Route-Aware Topology
Infracast's route-aware topology engine validates actual network routing when computing reachability and attack paths — eliminating false positives from tools that assume routing works.
Why It Matters
Before route-aware topology, path analysis checked security groups and NACLs but assumed routing worked. A subnet with no route to an internet gateway would appear "internet-exposed" if its security group allowed 0.0.0.0/0 — even though traffic could never actually leave.
Route-aware topology closes this gap:
- A subnet with no IGW route is not flagged as internet-exposed
- VPC peering and Transit Gateway connectivity is computed from actual route propagation
- On-premises devices connected only via L3 routing (no LLDP/CDP) appear correctly in the graph
- "Show me all subnets that can reach the internet" is answered from routing truth, not SG approximation
What Gets Discovered
Cloud Route Tables
- AWS VPC route tables →
routes_toedges for each destination/target pair (IGW, NAT GW, TGW, VGW, VPC Peering, Service Endpoint) - Azure route tables and User Defined Routes
- GCP VPC routes and Cloud Router advertisements
On-Premises Routing
- Network device RIB (Routing Information Base) parsed from Cisco IOS, Juniper JunOS, Palo Alto
next_hopedges created where next-hop IP resolves to a known device interface- Protocols supported: OSPF, BGP, static, connected
Subnet Reachability Matrix
The Network Connectivity tab shows a subnet × reachability matrix:
| Subnet | Internet | NAT | TGW | VPN/DX |
|---|---|---|---|---|
| prod-public-1a | ✅ | — | — | — |
| prod-private-1a | — | ✅ | ✅ | — |
| prod-isolated-1a | — | — | — | — |
BGP Path Modeling
For environments with dynamic routing, Infracast collects and models BGP:
- Full BGP table from network devices and cloud BGP sessions (AWS Direct Connect VIFs, Azure ExpressRoute, GCP Cloud Router)

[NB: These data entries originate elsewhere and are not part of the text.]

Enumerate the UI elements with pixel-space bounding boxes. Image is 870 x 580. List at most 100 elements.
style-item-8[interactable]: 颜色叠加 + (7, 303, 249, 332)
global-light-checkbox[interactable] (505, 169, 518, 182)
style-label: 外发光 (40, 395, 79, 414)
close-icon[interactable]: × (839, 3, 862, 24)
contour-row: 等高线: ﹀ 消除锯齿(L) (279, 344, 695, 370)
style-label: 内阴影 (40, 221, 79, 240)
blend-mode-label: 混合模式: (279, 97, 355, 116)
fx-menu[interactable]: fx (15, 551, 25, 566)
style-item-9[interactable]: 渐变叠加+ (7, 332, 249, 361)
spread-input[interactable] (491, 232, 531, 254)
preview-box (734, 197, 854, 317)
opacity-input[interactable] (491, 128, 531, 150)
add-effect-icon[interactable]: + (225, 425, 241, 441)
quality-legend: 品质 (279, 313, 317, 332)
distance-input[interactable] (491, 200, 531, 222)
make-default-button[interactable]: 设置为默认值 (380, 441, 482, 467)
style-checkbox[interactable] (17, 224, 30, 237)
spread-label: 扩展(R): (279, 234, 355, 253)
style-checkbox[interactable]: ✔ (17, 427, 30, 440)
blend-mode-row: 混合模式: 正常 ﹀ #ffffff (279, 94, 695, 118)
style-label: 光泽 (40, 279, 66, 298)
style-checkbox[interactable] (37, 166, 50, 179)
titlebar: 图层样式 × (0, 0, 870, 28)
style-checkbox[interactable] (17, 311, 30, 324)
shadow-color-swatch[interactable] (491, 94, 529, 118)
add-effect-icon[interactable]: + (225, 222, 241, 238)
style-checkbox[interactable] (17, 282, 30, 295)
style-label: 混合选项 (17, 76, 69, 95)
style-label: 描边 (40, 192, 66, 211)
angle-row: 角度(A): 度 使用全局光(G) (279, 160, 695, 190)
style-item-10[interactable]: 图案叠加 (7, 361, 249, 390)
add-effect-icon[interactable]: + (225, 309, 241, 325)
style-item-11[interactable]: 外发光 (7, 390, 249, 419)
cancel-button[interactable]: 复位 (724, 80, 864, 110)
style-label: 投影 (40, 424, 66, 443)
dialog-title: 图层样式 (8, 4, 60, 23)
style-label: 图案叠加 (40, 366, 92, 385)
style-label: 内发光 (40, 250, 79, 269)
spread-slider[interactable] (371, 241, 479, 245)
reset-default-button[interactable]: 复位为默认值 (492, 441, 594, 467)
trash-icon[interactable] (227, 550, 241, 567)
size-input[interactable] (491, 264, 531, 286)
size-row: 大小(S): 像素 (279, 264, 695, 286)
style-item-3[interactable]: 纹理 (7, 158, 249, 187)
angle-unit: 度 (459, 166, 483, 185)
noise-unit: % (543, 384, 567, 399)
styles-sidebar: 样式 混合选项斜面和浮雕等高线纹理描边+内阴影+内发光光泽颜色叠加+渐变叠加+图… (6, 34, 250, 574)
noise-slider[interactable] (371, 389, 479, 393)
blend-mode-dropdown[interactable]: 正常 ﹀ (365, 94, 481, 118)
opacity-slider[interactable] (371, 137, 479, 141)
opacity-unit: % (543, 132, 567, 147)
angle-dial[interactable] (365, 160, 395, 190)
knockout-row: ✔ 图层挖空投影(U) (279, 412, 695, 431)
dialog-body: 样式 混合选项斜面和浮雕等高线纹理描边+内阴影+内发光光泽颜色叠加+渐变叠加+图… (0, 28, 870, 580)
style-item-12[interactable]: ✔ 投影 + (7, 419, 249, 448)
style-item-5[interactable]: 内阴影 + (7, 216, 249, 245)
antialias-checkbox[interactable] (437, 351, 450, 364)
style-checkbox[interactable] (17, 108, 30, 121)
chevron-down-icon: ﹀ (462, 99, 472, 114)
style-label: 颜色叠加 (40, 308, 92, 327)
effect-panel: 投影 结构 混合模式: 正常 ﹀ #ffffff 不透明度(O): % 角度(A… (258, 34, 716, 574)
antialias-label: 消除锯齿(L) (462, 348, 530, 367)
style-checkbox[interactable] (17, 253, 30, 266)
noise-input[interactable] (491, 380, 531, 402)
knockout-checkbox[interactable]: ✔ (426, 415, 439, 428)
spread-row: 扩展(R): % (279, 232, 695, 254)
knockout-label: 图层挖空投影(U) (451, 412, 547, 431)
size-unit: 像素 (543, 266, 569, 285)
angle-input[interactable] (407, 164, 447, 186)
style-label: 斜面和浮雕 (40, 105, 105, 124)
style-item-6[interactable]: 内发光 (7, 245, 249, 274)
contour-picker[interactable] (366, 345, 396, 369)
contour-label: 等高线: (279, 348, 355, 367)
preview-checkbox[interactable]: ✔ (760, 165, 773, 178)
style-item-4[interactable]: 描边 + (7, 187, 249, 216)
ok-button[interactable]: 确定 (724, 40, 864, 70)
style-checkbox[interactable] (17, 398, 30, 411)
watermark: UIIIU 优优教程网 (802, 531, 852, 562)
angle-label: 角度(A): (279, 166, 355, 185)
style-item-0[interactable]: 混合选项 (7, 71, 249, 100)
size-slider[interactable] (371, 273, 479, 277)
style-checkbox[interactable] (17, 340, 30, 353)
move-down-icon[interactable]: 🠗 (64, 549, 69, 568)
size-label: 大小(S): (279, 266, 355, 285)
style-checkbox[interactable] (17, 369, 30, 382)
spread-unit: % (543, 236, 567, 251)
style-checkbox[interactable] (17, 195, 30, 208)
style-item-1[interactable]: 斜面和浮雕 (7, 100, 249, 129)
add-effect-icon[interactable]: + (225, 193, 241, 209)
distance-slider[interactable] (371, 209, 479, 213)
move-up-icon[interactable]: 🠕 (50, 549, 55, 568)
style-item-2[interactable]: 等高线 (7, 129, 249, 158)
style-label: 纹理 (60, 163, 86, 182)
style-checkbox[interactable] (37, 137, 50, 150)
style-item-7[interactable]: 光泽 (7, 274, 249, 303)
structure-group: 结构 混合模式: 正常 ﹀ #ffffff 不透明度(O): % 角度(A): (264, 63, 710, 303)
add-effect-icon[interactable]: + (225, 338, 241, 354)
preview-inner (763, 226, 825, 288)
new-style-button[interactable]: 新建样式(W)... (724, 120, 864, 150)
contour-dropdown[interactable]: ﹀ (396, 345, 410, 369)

- Standard best-path selection per RFC 4271
- Backup paths retained for visibility and failover analysis
- Finding rules fire on BGP misconfigurations, weak authentication, and path anomalies
ECMP Flow-Aware Path Queries
When multiple equal-cost paths exist to the same destination, you can provide a flow 5-tuple to get a deterministic path result:
{
"src_ip": "10.0.1.5",
"dst_ip": "10.0.10.20",
"protocol": "tcp",
"src_port": 52341,
"dst_port": 443
}
Result includes which ECMP leg the flow takes and the full path. Without a 5-tuple, all ECMP paths are enumerated.
Encrypted Tunnel Support
Reachability is computed through encrypted tunnels — not stopped at the tunnel boundary:
| Protocol | Support |
|---|---|
| IPsec | AWS Site-to-Site VPN, Azure VPN GW, GCP HA VPN, Cisco IOS/ASA, Palo Alto, Juniper SRX |
| WireGuard | Linux hosts with wg show or config file access |
| GRE | Cisco, Juniper; unencrypted GRE flagged as a finding when carrying sensitive traffic |
| VXLAN / Geneve | VTEP-to-VNI mapping; L2-adjacent domain modeling |
This means the path tracer and attack path engine can follow a path from a public subnet through a Site-to-Site VPN to an on-premises host — and report findings on the full chain.
Finding Rules
8 routing finding rules fire automatically:
| Rule | Severity | Description |
|---|---|---|
route-missing-igw | HIGH | Subnet tagged as public but has no route to an IGW |
route-blackhole | MEDIUM | Active route points to a deleted or missing gateway |
route-no-table | MEDIUM | Subnet has no associated route table |
route-tgw-misconfigured | HIGH | TGW attachment exists but route not propagated |
route-open-to-internet-via-igw | HIGH | Private subnet has a route to an IGW |
route-unencrypted-cross-boundary | HIGH | Traffic crossing trust boundary without encryption |
bgp-no-auth | MEDIUM | BGP session configured without authentication |
bgp-weak-policy | MEDIUM | BGP peer accepts routes without filter policy |
Setup
Route-aware topology is enabled automatically when Infracast discovers route tables and routing devices. No additional configuration is needed. For on-premises BGP and routing device data, ensure your network device credentials are configured in Settings → Connectors.